2025-11-08 –, Crystal Dining Room
GPU multitenancy in Kubernetes faces significant security challenges when deploying AI workloads on shared infrastructure. Time slicing enables GPU sharing but lacks hardware isolation, risking exposure of sensitive data. NVIDIA Multi-Instance GPU (MIG) provides true hardware isolation with dedicated compute cores, memory slices, and L2 cache partitions, ensuring consistent performance and strict QoS guarantees.
Since the default Kubernetes scheduler cannot partition GPU resources like CPUs for workloads, advanced schedulers—KAI, Volcano, and Kueue can serve as the scheduler for your workloads. They improve GPU sharing through hierarchical queues for secure multi-tenant environments. This talk demonstrates how combining isolation in multi-tenant setups with intelligent scheduling results in optimal utilization, fair resource distribution, and robust security boundaries, guiding the transition from default to GPU-aware scheduling solutions for scalable AI infrastructure.

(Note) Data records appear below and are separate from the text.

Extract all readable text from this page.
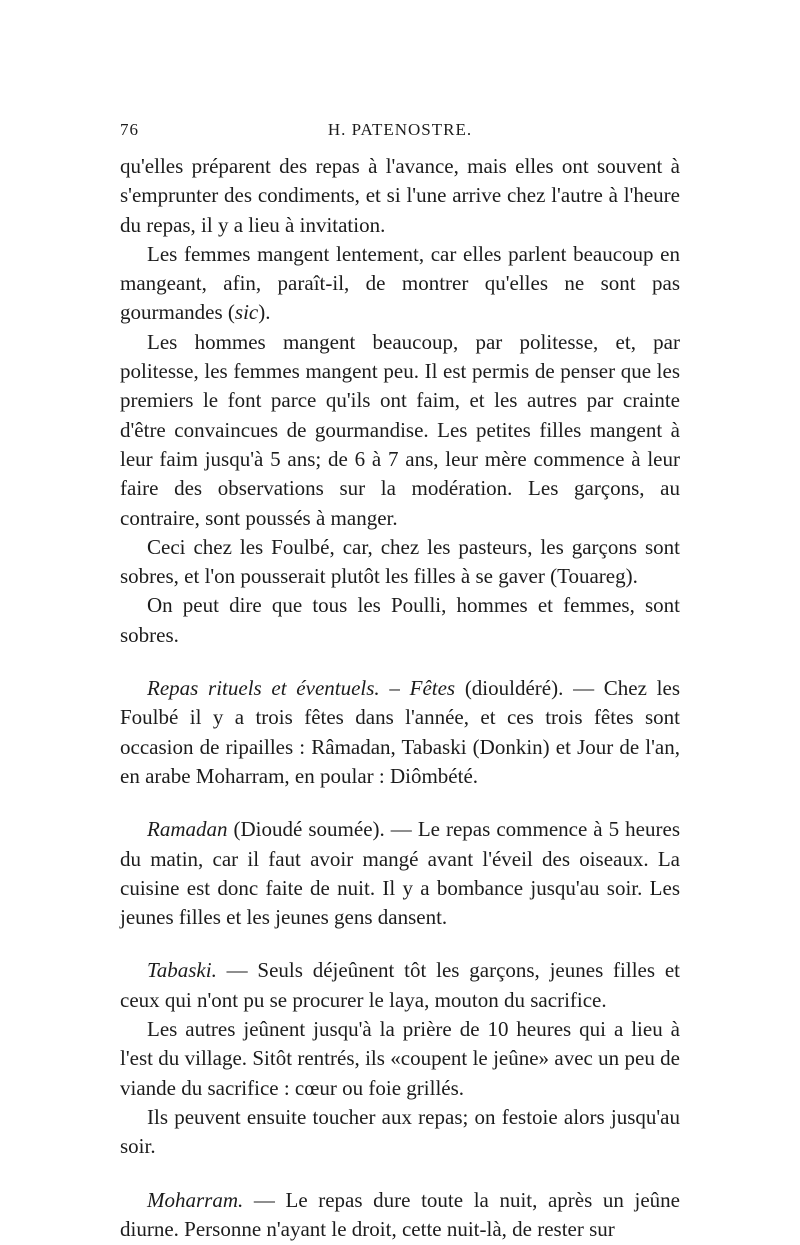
76	H. PATENOSTRE.

qu'elles préparent des repas à l'avance, mais elles ont souvent à s'emprunter des condiments, et si l'une arrive chez l'autre à l'heure du repas, il y a lieu à invitation.

Les femmes mangent lentement, car elles parlent beaucoup en mangeant, afin, paraît-il, de montrer qu'elles ne sont pas gourmandes (sic).

Les hommes mangent beaucoup, par politesse, et, par politesse, les femmes mangent peu. Il est permis de penser que les premiers le font parce qu'ils ont faim, et les autres par crainte d'être convaincues de gourmandise. Les petites filles mangent à leur faim jusqu'à 5 ans; de 6 à 7 ans, leur mère commence à leur faire des observations sur la modération. Les garçons, au contraire, sont poussés à manger.

Ceci chez les Foulbé, car, chez les pasteurs, les garçons sont sobres, et l'on pousserait plutôt les filles à se gaver (Touareg).

On peut dire que tous les Poulli, hommes et femmes, sont sobres.

Repas rituels et éventuels. – Fêtes (diouldéré). — Chez les Foulbé il y a trois fêtes dans l'année, et ces trois fêtes sont occasion de ripailles : Râmadan, Tabaski (Donkin) et Jour de l'an, en arabe Moharram, en poular : Diômbété.

Ramadan (Dioudé soumée). — Le repas commence à 5 heures du matin, car il faut avoir mangé avant l'éveil des oiseaux. La cuisine est donc faite de nuit. Il y a bombance jusqu'au soir. Les jeunes filles et les jeunes gens dansent.

Tabaski. — Seuls déjeûnent tôt les garçons, jeunes filles et ceux qui n'ont pu se procurer le laya, mouton du sacrifice.

Les autres jeûnent jusqu'à la prière de 10 heures qui a lieu à l'est du village. Sitôt rentrés, ils «coupent le jeûne» avec un peu de viande du sacrifice : cœur ou foie grillés.

Ils peuvent ensuite toucher aux repas; on festoie alors jusqu'au soir.

Moharram. — Le repas dure toute la nuit, après un jeûne diurne. Personne n'ayant le droit, cette nuit-là, de rester sur
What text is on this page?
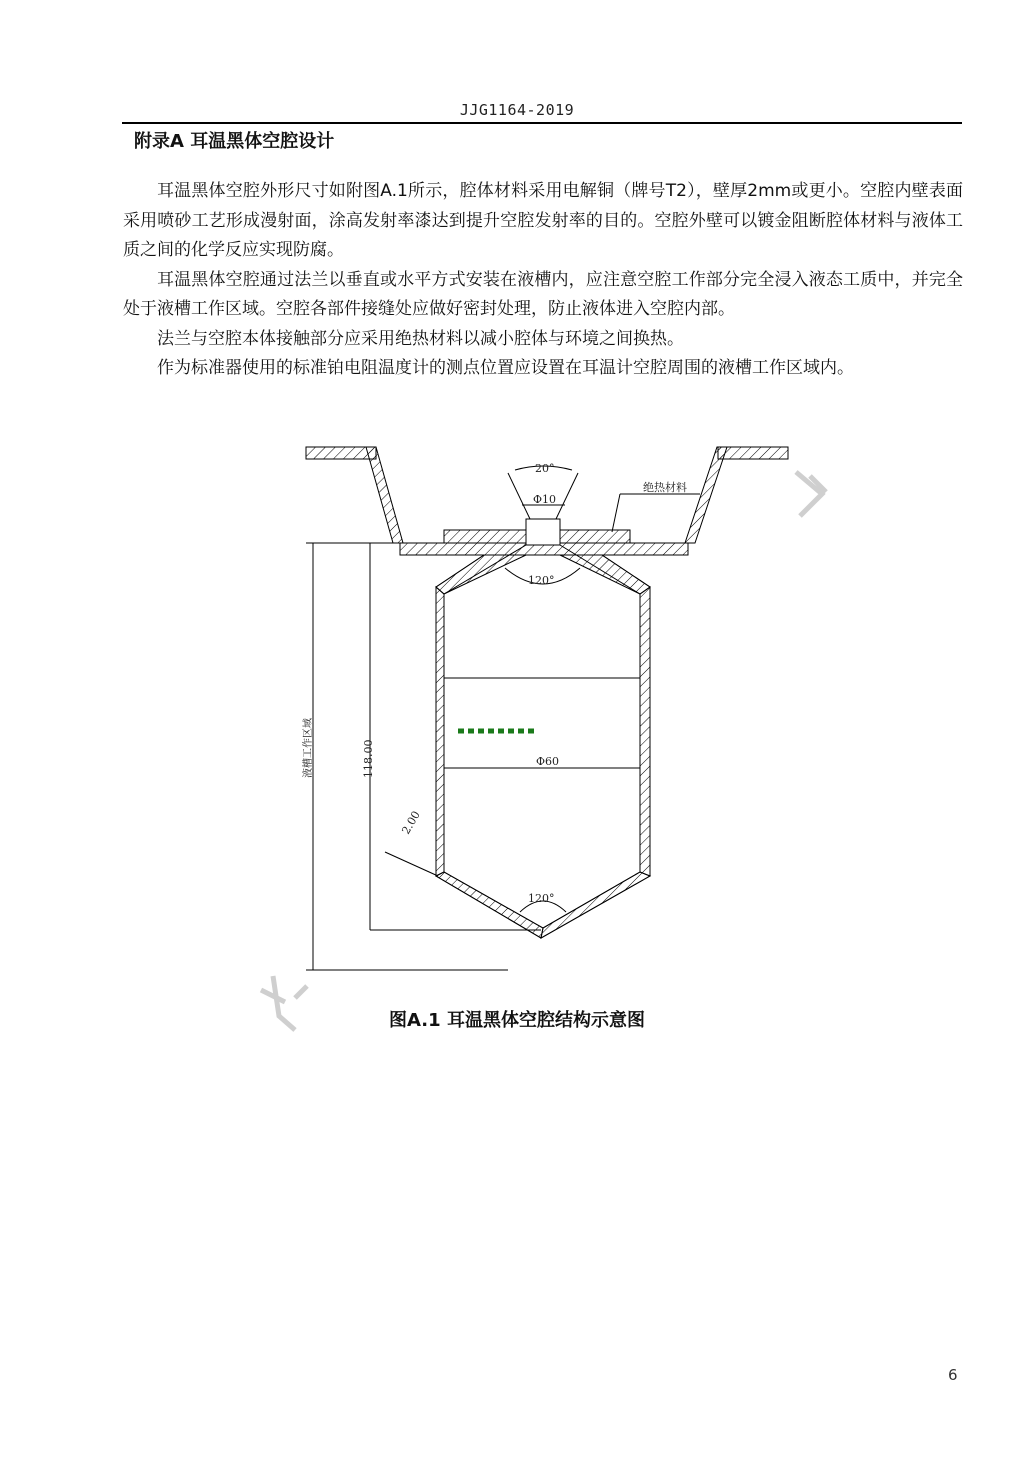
JJG1164-2019
附录A 耳温黑体空腔设计

耳温黑体空腔外形尺寸如附图A.1所示，腔体材料采用电解铜（牌号T2），壁厚2mm或更小。空腔内壁表面采用喷砂工艺形成漫射面，涂高发射率漆达到提升空腔发射率的目的。空腔外壁可以镀金阻断腔体材料与液体工质之间的化学反应实现防腐。

耳温黑体空腔通过法兰以垂直或水平方式安装在液槽内，应注意空腔工作部分完全浸入液态工质中，并完全处于液槽工作区域。空腔各部件接缝处应做好密封处理，防止液体进入空腔内部。

法兰与空腔本体接触部分应采用绝热材料以减小腔体与环境之间换热。

作为标准器使用的标准铂电阻温度计的测点位置应设置在耳温计空腔周围的液槽工作区域内。

20°
Φ10
绝热材料
120°
Φ60
120°
118.00
2.00
液槽工作区域
图A.1 耳温黑体空腔结构示意图
6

Creating multi-tenant environments while using GPUs optimally represents how new infrastructure moves, making scheduler transitions a necessary approach for competitive AI platform deployment. As part of the cloud native university track, this talk provides foundational knowledge on an often overlooked subject: how scheduling is evolving for workloads everywhere.
Key Learning Outcomes
Hardware-Scheduler Alignment: Master decision matrix for selecting scheduling solutions based on hardware. Learn when to use time slicing vs MIG, and how GPU architectures influence scheduler selection.
Scheduling Strategy Selection: Evaluate Kubernetes default, KAI, Volcano, and Kueue based on workload patterns, security requirements, and resource constraints for optimal performance.
What Makes This Session Unique
Implementation-Focused: Demonstrates practical multi-tenant GPU deployment patterns, configurations, and troubleshooting for production AI platforms beyond theoretical concepts.
Compliance & Cost: Addresses regulatory compliance intersection with cost management, showing how scheduler selection achieves security isolation and maximizes hardware ROI.
Inference Best Practices: Covers complete AI lifecycle including pre-training, fine-tuning, and inference workloads, showing how scheduling impacts latency and throughput.
Speaker Expertise
Hrittik and Shivay bring extensive hands-on experience running diverse AI workloads across multiple schedulers, from interactive notebooks to large-scale distributed training jobs.
Target Audience
AI Researchers: Data scientists needing infrastructure knowledge for model development workflows and resource access patterns communication with platform teams.
Infrastructure Engineers: Platform engineers designing GPU clusters supporting diverse AI workloads, requiring scheduler capabilities and multi-tenant security understanding.
Platform Engineers: DevOps/SRE professionals managing Kubernetes GPU environments, needing scheduler deployment, configuration, monitoring, and troubleshooting knowledge.
Shivay Lamba is a software developer specializing in DevOps, Machine Learning and Full Stack Development.
He is an Open Source Enthusiast and has been part of various programs like Google Code In and Google Summer of Code as a Mentor and has also been a MLH Fellow.
He is actively involved in community work as well. He is a TensorflowJS SIG member, Mentor in OpenMined and CNCF Service Mesh Community, SODA Foundation and has given talks at various conferences like Github Satellite, Voice Global, Fossasia Tech Summit, TensorflowJS Show & Tell.
Hrittik is a Platform Advocate at Loft Labs and a CNCF Ambassador, with expertise in cloud native technologies and open source communities. He has contributed extensively to developer advocacy, technical writing, and community engagement. Hrittik has been a featured speaker at events such as Kubernetes Community Days, Open Source Summits, and more, and has served as a Program Committee member for several KubeCons and CloudNativeCons.